-
jonas’
:D
-
mightyBroccoli
I would like to know if there are boundaries on how often, how in generel it is allowed to crawl the extensions website? I build a bot which is able to grab the info header from the each xep extension. But there are no threshholds on how often one could issue a request. Or maybe if theres a neat api I could use :)
-
Zash
robots.txt ?
-
intosi
Why don't you just use a local git clone for that?
-
Zash
or https://xmpp.org/extensions/xeplist.xml
-
jonas’
mightyBroccoli, if there’s anything more you need which isn’t in xeplist.xml, let me know
-
mightyBroccoli
I wasnt aware of the xml :) thats everything I need :) caching will do the reset :) thats even better then my bs4 garbage :D jonas’ it seems that the xml lists even the deferred xeps, are there some not listed in there?
-
jonas’
mightyBroccoli, the XML lists all the things
-
jonas’
even inbox
-
mightyBroccoli
ahh ok, thats nice.
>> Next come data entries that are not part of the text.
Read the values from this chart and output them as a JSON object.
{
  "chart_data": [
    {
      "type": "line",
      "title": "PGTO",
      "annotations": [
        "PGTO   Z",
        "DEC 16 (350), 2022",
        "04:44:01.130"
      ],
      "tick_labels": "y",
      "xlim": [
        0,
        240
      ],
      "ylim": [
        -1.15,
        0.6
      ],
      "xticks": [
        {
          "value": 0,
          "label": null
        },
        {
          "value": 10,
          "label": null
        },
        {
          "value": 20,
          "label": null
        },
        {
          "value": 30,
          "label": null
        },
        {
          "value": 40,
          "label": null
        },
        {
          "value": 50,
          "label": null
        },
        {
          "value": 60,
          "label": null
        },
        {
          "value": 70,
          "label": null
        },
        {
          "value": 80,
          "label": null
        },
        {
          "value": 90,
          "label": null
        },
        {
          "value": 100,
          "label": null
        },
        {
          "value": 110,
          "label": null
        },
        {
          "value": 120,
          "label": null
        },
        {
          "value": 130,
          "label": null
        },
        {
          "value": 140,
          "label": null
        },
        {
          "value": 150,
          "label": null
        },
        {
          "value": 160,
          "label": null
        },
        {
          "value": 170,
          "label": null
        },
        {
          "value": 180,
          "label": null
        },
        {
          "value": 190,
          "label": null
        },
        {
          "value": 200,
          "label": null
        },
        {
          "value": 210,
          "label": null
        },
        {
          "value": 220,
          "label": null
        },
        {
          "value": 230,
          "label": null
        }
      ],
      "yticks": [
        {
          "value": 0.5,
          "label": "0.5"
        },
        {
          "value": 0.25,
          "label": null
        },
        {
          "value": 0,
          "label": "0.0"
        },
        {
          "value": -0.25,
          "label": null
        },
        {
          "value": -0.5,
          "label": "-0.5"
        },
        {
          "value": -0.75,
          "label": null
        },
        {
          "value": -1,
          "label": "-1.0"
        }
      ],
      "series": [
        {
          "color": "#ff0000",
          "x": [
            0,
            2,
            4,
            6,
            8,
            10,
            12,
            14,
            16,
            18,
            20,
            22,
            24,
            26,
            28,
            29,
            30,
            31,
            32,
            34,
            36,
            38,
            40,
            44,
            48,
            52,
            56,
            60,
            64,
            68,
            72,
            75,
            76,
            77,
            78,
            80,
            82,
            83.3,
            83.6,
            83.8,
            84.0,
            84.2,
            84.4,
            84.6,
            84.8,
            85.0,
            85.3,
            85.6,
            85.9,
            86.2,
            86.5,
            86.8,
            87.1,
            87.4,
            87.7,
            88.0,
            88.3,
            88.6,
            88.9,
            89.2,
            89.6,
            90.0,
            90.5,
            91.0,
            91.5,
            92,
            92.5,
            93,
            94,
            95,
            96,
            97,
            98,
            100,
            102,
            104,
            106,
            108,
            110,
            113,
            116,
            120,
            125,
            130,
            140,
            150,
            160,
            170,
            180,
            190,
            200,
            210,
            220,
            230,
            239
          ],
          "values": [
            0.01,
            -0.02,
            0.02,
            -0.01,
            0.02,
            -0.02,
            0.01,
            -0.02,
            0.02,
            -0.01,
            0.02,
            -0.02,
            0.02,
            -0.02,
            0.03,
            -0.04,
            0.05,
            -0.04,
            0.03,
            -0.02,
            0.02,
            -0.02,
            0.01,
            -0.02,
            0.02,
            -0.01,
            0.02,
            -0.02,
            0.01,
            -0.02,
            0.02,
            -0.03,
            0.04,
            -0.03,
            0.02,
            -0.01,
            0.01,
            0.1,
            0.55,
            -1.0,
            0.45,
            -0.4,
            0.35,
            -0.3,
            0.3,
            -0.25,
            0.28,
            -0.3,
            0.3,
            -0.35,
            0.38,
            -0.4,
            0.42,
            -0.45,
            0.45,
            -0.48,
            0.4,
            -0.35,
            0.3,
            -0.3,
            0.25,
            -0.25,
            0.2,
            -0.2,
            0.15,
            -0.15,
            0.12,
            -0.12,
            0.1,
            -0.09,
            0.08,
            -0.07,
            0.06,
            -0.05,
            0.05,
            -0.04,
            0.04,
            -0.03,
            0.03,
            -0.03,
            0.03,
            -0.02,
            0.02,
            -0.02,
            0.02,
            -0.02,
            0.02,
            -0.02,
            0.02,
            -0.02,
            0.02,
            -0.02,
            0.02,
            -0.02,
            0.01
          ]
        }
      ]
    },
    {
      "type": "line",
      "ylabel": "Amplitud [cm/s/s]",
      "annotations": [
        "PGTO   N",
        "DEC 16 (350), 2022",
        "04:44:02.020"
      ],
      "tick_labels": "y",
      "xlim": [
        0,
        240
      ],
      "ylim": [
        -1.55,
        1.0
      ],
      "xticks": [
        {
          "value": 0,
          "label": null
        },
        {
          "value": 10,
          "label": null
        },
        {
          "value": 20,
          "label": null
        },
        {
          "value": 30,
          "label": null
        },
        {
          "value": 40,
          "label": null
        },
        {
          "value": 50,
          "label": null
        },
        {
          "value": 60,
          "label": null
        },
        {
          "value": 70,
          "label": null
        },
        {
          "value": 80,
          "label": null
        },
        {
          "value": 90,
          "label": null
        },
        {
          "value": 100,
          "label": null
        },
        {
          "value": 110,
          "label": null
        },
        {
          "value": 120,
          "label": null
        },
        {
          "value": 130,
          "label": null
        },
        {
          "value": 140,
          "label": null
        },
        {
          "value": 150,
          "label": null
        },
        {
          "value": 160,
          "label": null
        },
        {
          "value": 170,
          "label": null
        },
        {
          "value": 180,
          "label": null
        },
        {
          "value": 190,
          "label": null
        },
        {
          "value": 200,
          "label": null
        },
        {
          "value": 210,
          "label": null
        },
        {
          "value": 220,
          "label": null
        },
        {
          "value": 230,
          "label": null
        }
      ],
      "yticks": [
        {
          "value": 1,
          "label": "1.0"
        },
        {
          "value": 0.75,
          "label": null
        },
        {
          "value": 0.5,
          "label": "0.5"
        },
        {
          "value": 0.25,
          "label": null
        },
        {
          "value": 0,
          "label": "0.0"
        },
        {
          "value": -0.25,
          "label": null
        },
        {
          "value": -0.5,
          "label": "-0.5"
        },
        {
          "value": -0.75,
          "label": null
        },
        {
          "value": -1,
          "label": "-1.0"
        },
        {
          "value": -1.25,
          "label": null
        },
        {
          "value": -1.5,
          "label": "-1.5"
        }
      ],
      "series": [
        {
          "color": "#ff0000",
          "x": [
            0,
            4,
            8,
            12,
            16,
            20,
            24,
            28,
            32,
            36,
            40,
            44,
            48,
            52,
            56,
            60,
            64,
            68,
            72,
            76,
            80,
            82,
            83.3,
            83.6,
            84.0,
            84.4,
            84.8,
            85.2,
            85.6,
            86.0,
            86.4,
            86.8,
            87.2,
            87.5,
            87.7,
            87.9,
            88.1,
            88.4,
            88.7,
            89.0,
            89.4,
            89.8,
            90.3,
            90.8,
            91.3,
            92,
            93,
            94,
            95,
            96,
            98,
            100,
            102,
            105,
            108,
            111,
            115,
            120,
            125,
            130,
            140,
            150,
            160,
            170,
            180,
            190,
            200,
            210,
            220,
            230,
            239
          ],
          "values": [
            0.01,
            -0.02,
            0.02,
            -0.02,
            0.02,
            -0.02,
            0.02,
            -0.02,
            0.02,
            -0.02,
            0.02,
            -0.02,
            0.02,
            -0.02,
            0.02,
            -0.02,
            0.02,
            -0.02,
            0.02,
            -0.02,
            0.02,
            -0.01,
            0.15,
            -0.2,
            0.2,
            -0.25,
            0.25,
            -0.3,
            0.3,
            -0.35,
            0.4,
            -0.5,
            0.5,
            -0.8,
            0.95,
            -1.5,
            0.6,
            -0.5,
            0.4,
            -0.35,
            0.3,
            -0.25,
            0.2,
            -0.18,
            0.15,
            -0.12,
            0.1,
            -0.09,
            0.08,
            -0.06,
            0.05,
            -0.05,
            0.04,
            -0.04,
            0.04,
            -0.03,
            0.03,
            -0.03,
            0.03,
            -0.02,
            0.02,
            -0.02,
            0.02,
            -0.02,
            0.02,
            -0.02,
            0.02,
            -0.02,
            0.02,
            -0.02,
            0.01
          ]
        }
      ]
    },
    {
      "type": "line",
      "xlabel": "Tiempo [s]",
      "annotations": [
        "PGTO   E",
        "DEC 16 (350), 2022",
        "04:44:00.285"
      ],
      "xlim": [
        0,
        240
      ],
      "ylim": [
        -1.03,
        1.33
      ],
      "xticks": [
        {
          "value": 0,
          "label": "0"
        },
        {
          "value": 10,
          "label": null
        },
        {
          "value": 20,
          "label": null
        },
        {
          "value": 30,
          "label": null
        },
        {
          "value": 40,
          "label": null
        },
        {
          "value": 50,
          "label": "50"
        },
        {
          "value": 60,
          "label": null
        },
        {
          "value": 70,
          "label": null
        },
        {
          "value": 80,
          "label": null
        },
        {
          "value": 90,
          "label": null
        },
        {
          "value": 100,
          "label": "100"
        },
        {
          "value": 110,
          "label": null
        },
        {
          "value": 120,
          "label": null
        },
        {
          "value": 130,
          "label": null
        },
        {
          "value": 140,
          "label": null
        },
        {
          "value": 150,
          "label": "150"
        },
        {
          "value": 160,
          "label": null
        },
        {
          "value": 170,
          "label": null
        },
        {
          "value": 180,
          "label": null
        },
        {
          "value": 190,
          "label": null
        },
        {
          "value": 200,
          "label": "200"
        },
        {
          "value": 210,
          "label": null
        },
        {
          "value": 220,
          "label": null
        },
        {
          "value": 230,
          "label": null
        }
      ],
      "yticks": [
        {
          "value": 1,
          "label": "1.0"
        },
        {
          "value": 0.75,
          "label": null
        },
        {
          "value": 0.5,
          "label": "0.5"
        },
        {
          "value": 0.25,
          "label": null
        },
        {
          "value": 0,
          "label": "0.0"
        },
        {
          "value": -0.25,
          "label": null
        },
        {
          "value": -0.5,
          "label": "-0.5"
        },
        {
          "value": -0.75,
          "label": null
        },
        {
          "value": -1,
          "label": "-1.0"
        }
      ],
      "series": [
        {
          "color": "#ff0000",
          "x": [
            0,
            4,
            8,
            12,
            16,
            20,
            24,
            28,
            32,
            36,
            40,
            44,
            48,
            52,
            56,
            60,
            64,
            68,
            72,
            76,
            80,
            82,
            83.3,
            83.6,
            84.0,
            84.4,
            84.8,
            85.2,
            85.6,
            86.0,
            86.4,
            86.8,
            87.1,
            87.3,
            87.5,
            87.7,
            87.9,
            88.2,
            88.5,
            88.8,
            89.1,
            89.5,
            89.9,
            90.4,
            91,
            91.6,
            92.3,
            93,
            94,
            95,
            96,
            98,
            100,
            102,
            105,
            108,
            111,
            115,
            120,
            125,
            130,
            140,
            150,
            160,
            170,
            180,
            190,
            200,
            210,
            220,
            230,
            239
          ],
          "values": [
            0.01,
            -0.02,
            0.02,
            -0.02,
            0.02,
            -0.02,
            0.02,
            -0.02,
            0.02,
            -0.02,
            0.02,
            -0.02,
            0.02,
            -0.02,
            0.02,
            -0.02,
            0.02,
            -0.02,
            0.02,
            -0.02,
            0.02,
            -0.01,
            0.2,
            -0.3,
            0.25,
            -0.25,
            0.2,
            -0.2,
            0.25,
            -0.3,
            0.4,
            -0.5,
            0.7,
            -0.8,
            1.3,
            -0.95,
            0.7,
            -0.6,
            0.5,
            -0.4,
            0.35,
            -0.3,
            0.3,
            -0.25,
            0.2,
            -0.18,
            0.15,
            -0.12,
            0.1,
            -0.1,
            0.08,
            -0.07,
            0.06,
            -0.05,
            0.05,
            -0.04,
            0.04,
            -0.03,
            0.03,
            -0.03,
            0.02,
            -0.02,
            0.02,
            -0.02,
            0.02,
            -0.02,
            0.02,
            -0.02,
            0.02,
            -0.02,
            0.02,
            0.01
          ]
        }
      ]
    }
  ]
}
I guess the accepted tag could be used to redact the inbox xeps from the results
-
jonas’
exactly
-
jonas’
mightyBroccoli, use If-Modified-Since
-
jonas’
the webserver supports that
-
Zash
Why not ETag/If-None-Match ?
-
jonas’
or that
-
jonas’
firefox does both and gets 304
-
Zash
Both work exactly the same anyways
-
jonas’
probably
-
jonas’
depends on how the etag is generated
-
Zash
Which means you can use them as supercookies
-
Zash
I made a thing once that used the timestamp of the last request in If-Modified-Since. It doesn't work then.
-
Zash
It has to be exactly what the server sent in whatever header it was.
-
mightyBroccoli
I will try both ideas and use whatever is easiest and working :)
-
vanitasvitae
Hi! Who was running planet.jabber.org again?
-
vanitasvitae
ah found it 😀
-
intosi
Won't need to point you to ralphm then ;)
- ralphm hides
-
vanitasvitae
😀
-
mightyBroccoli
Zash, I am just wondering the xml you posted is actually invalid. XEP 225 talks about <domain> and <hostname> tags which are unescaped.
-
Zash
Who what when?
-
Zash
-ENOCTX
-
mightyBroccoli
It's like 5 messages up 😂
-
Zash
Then it's scrolled out of view and out of mind, flushed away by quitjoins
-
Zash
Also what
-
Zash
I don't see how what you just said has to do with xeplist.xml, if that's what you were talking about
-
Link Mauve
“It does not enable a component to bind multiple hostnames to one stream (as, for example, a client can bind multiple resource identifiers).”, a client can do that?!
-
Link Mauve
Is this the reason why @from exists on sent stanzas?
-
Zash
> <remark>Modified namespace to incorporate namespace versioning; clarified that the value of the <hostname/> element Are you just looking at the Firefox rendering of the XML?
-
mightyBroccoli
ok so the xeplist.xml lists all currently known xeps inbox and accepted. Inside in line 5958 this line is invalid. > Modified namespace to incorporate namespace versioning; clarified that the value of the <hostname/> element can be either <domain> or <domain/resource>. I did requests.get the xml and read it line directly from that no browser involved
-
Zash
$ curl https://xmpp.org/extensions/xeplist.xml | grep -o '.......hostname........' he <hostname/> el
-
Zash
I think you're holding it wrong
-
Zash
Or you're printing the text content, after unescaping.
-
mightyBroccoli
damn i found the error. I need to reply.content.decode to get the correct format :) thank you though :)
-
mightyBroccoli
etag header is way easier then Last-Modified header. I choose etag and it works like a charm :) thanks :)